Plagiarism, as the appropriation of others’ ideas without attribution, is trickier ground, for sure. I documented one prominent instance by showing how Robert Darnton drew his idea for a multilayered, multidimensional document in his classic NYRB essay titled “The New Age of the Book” (March 1999) from an article written years earlier by Cornell librarian, Ross Atkinson. I know how Darnton acquired this idea because it was I who told him about Atkinson’s article. I don’t know whether Darnton ever went to look at the article, but there can be no doubt whatsoever that this was the source of what he talked about in his NYRB piece. But I am quite prepared to believe that Darnton simply forgot where this idea had come from since it was communicated to him by me in the course of a lunchtime conversation. I have no problem believing that Darnton simply forgot where the idea had originated, so that he could not include a citation to the source. Was Darnton therefore a plagiarist? By intention, I would say no; by inadvertence, I would say yes.
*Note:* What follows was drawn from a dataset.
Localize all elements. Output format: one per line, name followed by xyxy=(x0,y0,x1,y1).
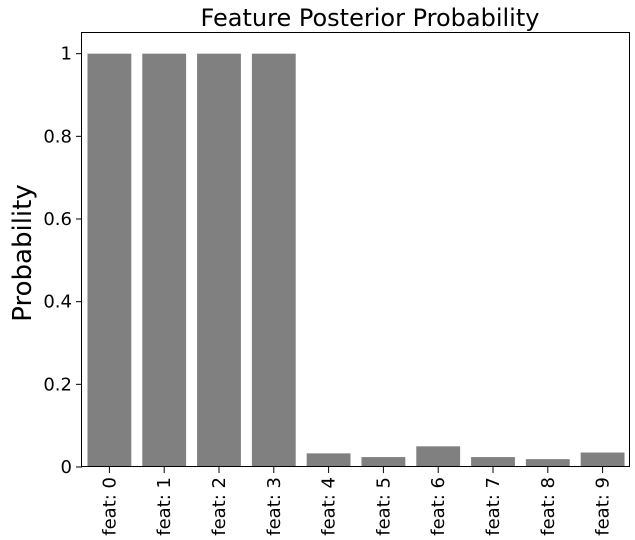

I lay out this comparison in detail in “A Post-Mortem for Gutenberg-e; Or, Why Ross Atkinson’s Dream Is Still a Dream,” Against the Grain (January 2009), which can be accessed here: http://www.psupress.org/news/SandyThatchersWritings.html.

Hi Sandy,

That’s just it- the biggest plagiarised section in ‘Assassin of Secrets’ was seven straight pages of lifted text, and the rest is a patchwork. Running a few sentences through google should have rung the alarm, and either that wasn’t done or the results were ignored. For other books with less plagiarism you’d have to get lucky and choose to google the exact copied sentence or paragraph, as otherwise you’d miss it. That’s why I thought plagiarism checking software would be far more effective, as you could just upload each chapter, click a button and be emailed the results- it does all the googling for you.

Tim

I’m just wondering, though, what kind of materials the plagiarism-detection services have in their databases. I would be surprised if they included much fiction.
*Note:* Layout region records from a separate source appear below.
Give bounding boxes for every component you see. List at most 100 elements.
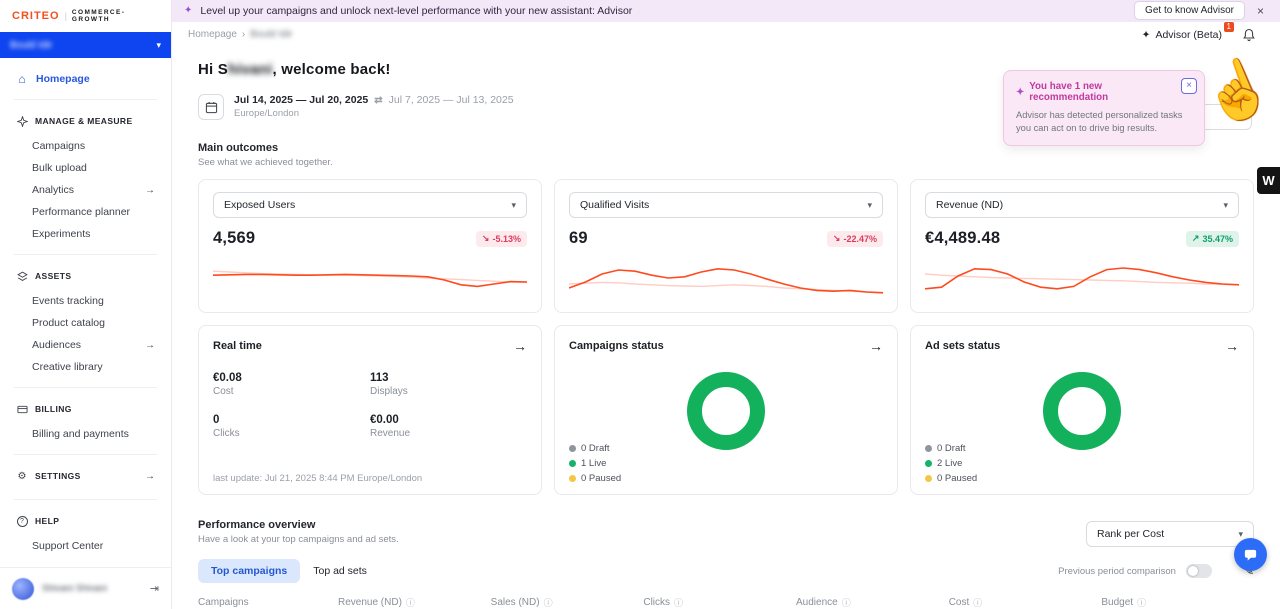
breadcrumb-home[interactable]: Homepage <box>188 29 237 41</box>
sidebar-item-analytics[interactable]: Analytics → <box>0 179 171 201</box>
bell-icon[interactable] <box>1242 28 1256 42</box>
collapse-sidebar-icon[interactable]: ⇥ <box>149 583 159 595</box>
popup-close-button[interactable]: × <box>1181 78 1197 94</box>
arrow-right-icon[interactable]: → <box>1225 338 1239 354</box>
get-to-know-advisor-button[interactable]: Get to know Advisor <box>1134 1 1245 21</box>
status-cards-row: Real time → €0.08 Cost 113 Displays <box>198 325 1254 495</box>
chevron-down-icon: ▾ <box>867 199 872 210</box>
divider <box>14 499 157 500</box>
delta-badge: ↗ 35.47% <box>1185 230 1239 247</box>
sidebar-item-performance-planner[interactable]: Performance planner <box>0 201 171 223</box>
toggle-knob <box>1187 566 1198 576</box>
live-dot <box>925 460 932 467</box>
legend-label: 0 Draft <box>937 443 966 454</box>
column-header-budget[interactable]: Budget ⓘ <box>1101 597 1147 608</box>
column-header-clicks[interactable]: Clicks ⓘ <box>643 597 684 608</box>
legend-label: 2 Live <box>937 458 963 469</box>
sidebar-item-product-catalog[interactable]: Product catalog <box>0 312 171 334</box>
sparkline-chart <box>569 254 883 298</box>
arrow-right-icon: → <box>145 184 155 196</box>
chevron-down-icon: ▾ <box>511 199 516 210</box>
arrow-right-icon[interactable]: → <box>513 338 527 354</box>
column-header-campaigns[interactable]: Campaigns <box>198 597 249 608</box>
swap-icon: ⇄ <box>374 94 383 106</box>
date-range-bar: Jul 14, 2025 — Jul 20, 2025 ⇄ Jul 7, 202… <box>198 94 1254 120</box>
info-icon: ⓘ <box>543 598 553 608</box>
column-header-audience[interactable]: Audience ⓘ <box>796 597 851 608</box>
sidebar-item-homepage[interactable]: ⌂ Homepage <box>0 68 171 90</box>
nav-item-label: Performance planner <box>32 206 131 218</box>
date-range[interactable]: Jul 14, 2025 — Jul 20, 2025 ⇄ Jul 7, 202… <box>234 94 514 119</box>
sidebar-item-campaigns[interactable]: Campaigns <box>0 135 171 157</box>
manage-measure-icon <box>16 115 28 127</box>
sidebar-item-audiences[interactable]: Audiences → <box>0 334 171 356</box>
column-header-revenue[interactable]: Revenue (ND) ⓘ <box>338 597 415 608</box>
column-header-sales[interactable]: Sales (ND) ⓘ <box>490 597 553 608</box>
close-icon[interactable]: × <box>1256 3 1264 18</box>
metric-card-exposed-users: Exposed Users ▾ 4,569 ↘ -5.13% <box>198 179 542 313</box>
paused-dot <box>925 475 932 482</box>
stat-label: Cost <box>213 386 234 397</box>
metric-select[interactable]: Revenue (ND) ▾ <box>925 192 1239 218</box>
sidebar-item-support-center[interactable]: Support Center <box>0 535 171 557</box>
account-selector[interactable]: Bould Idir ▾ <box>0 32 171 58</box>
breadcrumb: Homepage › Bould Idir <box>188 29 293 40</box>
legend-item-draft: 0 Draft <box>925 443 977 454</box>
sidebar-item-events-tracking[interactable]: Events tracking <box>0 290 171 312</box>
w-extension-button[interactable]: W <box>1257 167 1280 194</box>
popup-body: Advisor has detected personalized tasks … <box>1016 110 1183 133</box>
legend-item-paused: 0 Paused <box>569 473 621 484</box>
calendar-icon[interactable] <box>198 94 224 120</box>
sidebar-item-experiments[interactable]: Experiments <box>0 223 171 245</box>
nav-item-label: Billing and payments <box>32 428 129 440</box>
metric-select[interactable]: Qualified Visits ▾ <box>569 192 883 218</box>
greeting-suffix: , welcome back! <box>272 61 391 78</box>
performance-tabs: Top campaigns Top ad sets Previous perio… <box>198 559 1254 583</box>
sidebar-nav: ⌂ Homepage MANAGE & MEASURE Campaigns Bu… <box>0 58 171 609</box>
sidebar-item-creative-library[interactable]: Creative library <box>0 356 171 378</box>
advisor-beta-button[interactable]: ✦ Advisor (Beta) 1 <box>1142 20 1235 41</box>
rank-per-dropdown[interactable]: Rank per Cost ▾ <box>1086 521 1254 547</box>
arrow-right-icon[interactable]: → <box>869 338 883 354</box>
tab-top-campaigns[interactable]: Top campaigns <box>198 559 301 583</box>
delta-value: -22.47% <box>843 233 877 244</box>
live-dot <box>569 460 576 467</box>
section-label: SETTINGS <box>35 471 81 481</box>
edit-pencil-icon[interactable]: ✎ <box>1243 564 1254 578</box>
info-icon: ⓘ <box>973 598 983 608</box>
realtime-stat-cost: €0.08 Cost <box>213 372 370 397</box>
chat-launcher-button[interactable] <box>1234 538 1267 571</box>
sidebar-section-settings[interactable]: ⚙ SETTINGS → <box>0 466 171 486</box>
nav-item-label: Creative library <box>32 361 103 373</box>
last-update-label: last update: Jul 21, 2025 8:44 PM Europe… <box>213 473 423 484</box>
stat-value: 113 <box>370 372 389 384</box>
metric-select-value: Revenue (ND) <box>936 199 1004 211</box>
outcomes-subtitle: See what we achieved together. <box>198 157 333 168</box>
nav-item-label: Bulk upload <box>32 162 87 174</box>
sidebar-item-bulk-upload[interactable]: Bulk upload <box>0 157 171 179</box>
metric-select[interactable]: Exposed Users ▾ <box>213 192 527 218</box>
delta-badge: ↘ -22.47% <box>826 230 883 247</box>
column-header-cost[interactable]: Cost ⓘ <box>948 597 983 608</box>
nav-item-label: Events tracking <box>32 295 104 307</box>
trend-up-icon: ↗ <box>1191 233 1200 243</box>
comparison-toggle[interactable] <box>1185 564 1212 578</box>
performance-title: Performance overview <box>198 519 316 531</box>
tab-top-ad-sets[interactable]: Top ad sets <box>313 565 367 577</box>
legend-label: 1 Live <box>581 458 607 469</box>
content: Hi Shivani, welcome back! Jul 14, 2025 —… <box>172 48 1280 609</box>
delta-value: 35.47% <box>1202 233 1233 244</box>
nav-item-label: Support Center <box>32 540 104 552</box>
sidebar-item-billing-and-payments[interactable]: Billing and payments <box>0 423 171 445</box>
topbar-right: ✦ Advisor (Beta) 1 <box>1142 20 1264 42</box>
arrow-right-icon: → <box>145 470 155 482</box>
nav-item-label: Experiments <box>32 228 91 240</box>
outcomes-title: Main outcomes <box>198 142 279 154</box>
compare-range-value: Jul 7, 2025 — Jul 13, 2025 <box>388 94 514 106</box>
card-title: Campaigns status <box>569 340 664 352</box>
topbar: Homepage › Bould Idir ✦ Advisor (Beta) 1 <box>172 20 1280 48</box>
sidebar-user[interactable]: Shivani Shivani ⇥ <box>0 567 171 609</box>
advisor-banner: ✦ Level up your campaigns and unlock nex… <box>172 0 1280 22</box>
campaigns-legend: 0 Draft 1 Live 0 Paused <box>569 443 621 484</box>
info-icon: ⓘ <box>1137 598 1147 608</box>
I did an experiment and took the QR Markham text that Edward Champion has on his blog here and ran it through TurnItIn. I’ve put the results up here. It found the Bamford text from ‘Body of Secrets’ on a Barnes and Noble page and got a lucky hit on someone’s blog for some of the McCarry text. The Claremont hit is an analysis of Tears of Autumn, among other books by McCarry.

So TurnItIn didn’t find everything, as clearly the full text for all the books isn’t visible to their search engine, but it did find enough to warrant a much more careful inspection.